Küreselleşme ve geri kalmış ülkeler

Bartu SORAL

bartusoral@marinedealnews.com

Küreselleşmenin teorisi Nobel ödüllü Robert Solow’a dayanır. 1956’da ortaya atılan Türkçe’ye tercümesi “yaklaşma” olan “Convergence” teori, geri kalmış ülkelerin bugünkü tanımla “küreselleşme” yani finans ve mal dolaşımının serbestleşmesi sayesinde gelişmiş ülkelere yetişeceğini iddia ediyordu. Solow teorisinde, geri kalmış ülkelerin geri kalmışlıklarını finansa erişimlerindeki yetersizliğe bağlıyordu. Sermaye yetersizliğinin bir sonucu olarak bu ülkelerde el değmemiş, bakir ve dolayısıyla yüksek kârlılık içeren pek çok yatırım alanı vardı. Uluslararası finansmanın önündeki engeller kaldırılır, sermayenin korunması da yerel hukuka değil uluslararası tahkime bağlanırsa, uluslararası sermaye kâr marjları çok daha yüksek olan bu bakir yatırım alanlarına girmek için gelişmiş ülkelerden geri kalmış ülkelere akacak, yatırımlar ve ticaret yüksek kâr marjlarıyla beraber artacak ve geri kalmış ülkeler hızlı büyüme oranlarıyla zaten büyüme oranı yavaşlamış gelişmiş ülkelere yaklaşacaktı. Böylece geri kalmış ülkelerdeki kişi başı millî gelir gelişmiş ülkelerin seviyesine yaklaşacaktı.
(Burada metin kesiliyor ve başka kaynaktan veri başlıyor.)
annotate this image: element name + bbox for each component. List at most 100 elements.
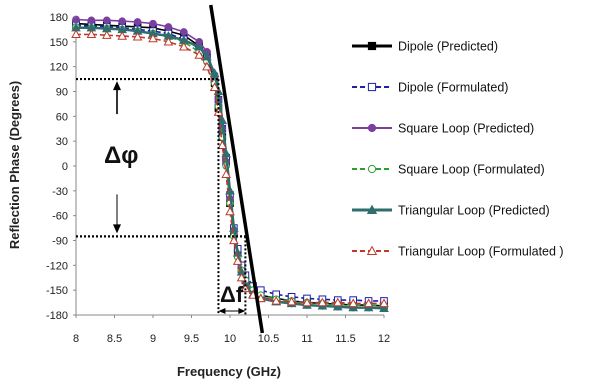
data-point [71,29,81,39]
x-tick-label: 12 [378,333,390,345]
x-tick-label: 9.5 [184,333,199,345]
data-point [132,31,143,41]
legend-label: Square Loop (Formulated) [398,163,545,177]
legend-item: Triangular Loop (Predicted) [352,204,550,218]
data-point [86,29,97,39]
y-axis-title: Reflection Phase (Degrees) [7,81,22,249]
series-line [76,33,384,305]
arrowhead [238,308,246,314]
arrowhead [113,224,121,234]
y-tick-label: 0 [62,161,68,173]
y-tick-label: -120 [46,260,68,272]
arrowhead [113,81,121,91]
data-point [202,61,212,71]
legend-label: Dipole (Formulated) [398,81,508,95]
data-point [229,235,239,245]
legend-label: Square Loop (Predicted) [398,122,534,136]
data-point [225,206,235,216]
y-tick-label: -150 [46,285,68,297]
legend-item: Square Loop (Formulated) [352,163,545,177]
data-point [348,302,359,312]
x-tick-label: 11 [301,333,312,345]
series-line [75,24,384,302]
data-point [194,50,205,59]
data-point [149,19,157,28]
data-point [194,41,205,51]
data-point [209,82,220,92]
data-point [367,123,377,133]
data-point [236,272,247,282]
x-tick-label: 9 [150,333,156,345]
data-point [133,18,142,26]
data-point [302,297,312,307]
x-axis-title: Frequency (GHz) [177,364,281,379]
legend-item: Dipole (Formulated) [352,81,508,95]
annotations [76,4,265,334]
y-tick-label: -90 [52,236,68,248]
data-point [366,204,378,214]
data-point [366,245,378,255]
data-point [332,301,343,311]
data-point [317,297,328,307]
data-point [221,169,231,178]
data-point [118,17,126,25]
data-point [180,28,188,36]
y-tick-label: -60 [52,211,68,223]
data-point [379,303,389,313]
y-axis-ticks: 180 150 120 90 60 30 0 -30 -60 -90 -120 -150 -180 [46,12,76,322]
data-point [240,283,251,293]
data-point [178,41,189,51]
data-point [117,31,128,40]
data-point [164,23,173,31]
data-point [202,51,212,61]
x-tick-label: 8.5 [107,333,122,345]
data-point [367,82,377,92]
y-tick-label: 180 [50,12,68,24]
series-5 [71,29,389,308]
delta-phi-label: Δφ [104,142,138,169]
data-point [103,16,111,25]
data-point [87,16,96,25]
data-point [217,115,228,125]
y-tick-label: 150 [50,37,68,49]
x-tick-label: 10.5 [258,333,279,345]
legend: Dipole (Predicted) Dipole (Formulated) Squ… [352,40,564,259]
data-point [367,164,377,174]
legend-label: Dipole (Predicted) [398,40,498,54]
data-point [232,256,243,265]
data-point [363,298,374,308]
x-tick-label: 8 [73,333,79,345]
x-tick-label: 10 [224,333,236,345]
y-tick-label: -180 [46,310,68,322]
data-point [148,33,158,43]
data-point [286,296,297,306]
data-point [348,298,359,308]
y-tick-label: 30 [56,136,68,148]
plot-area [71,4,389,334]
y-tick-label: -30 [52,186,68,198]
arrowhead [218,308,226,314]
data-point [363,302,374,312]
data-point [101,30,112,39]
data-point [379,298,389,308]
x-axis-ticks: 8 8.5 9 9.5 10 10.5 11 11.5 12 [73,315,390,345]
data-point [367,41,377,51]
data-point [332,297,343,307]
data-point [271,295,282,305]
data-point [221,148,231,158]
x-tick-label: 11.5 [335,333,356,345]
y-tick-label: 120 [50,62,68,74]
data-point [163,36,174,46]
legend-item: Dipole (Predicted) [352,40,498,54]
y-tick-label: 60 [56,111,68,123]
data-point [209,68,220,77]
legend-item: Square Loop (Predicted) [352,122,534,136]
data-point [217,140,228,149]
legend-label: Triangular Loop (Formulated ) [398,245,564,259]
delta-f-label: Δf [220,282,244,307]
legend-item: Triangular Loop (Formulated ) [352,245,564,259]
y-tick-label: 90 [56,87,68,99]
legend-label: Triangular Loop (Predicted) [398,204,550,218]
slope-line [209,4,265,334]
Gelişmiş ülkelerdeki uzun dönemli büyüme trendi yeni teknoloji kullanımına dayalı verimlilik artışlarına bağlanırken, bu teknolojik buluşların geri kalmışlar tarafından da kullanılacağı ve hatta bu teknolojiyi ilk kullanan gelişmiş ülkelerin yaptıkları hatalardan ders alacakları için geri kalmışların yeni teknolojiden daha çok faydalanacağı teoride yer buluyordu.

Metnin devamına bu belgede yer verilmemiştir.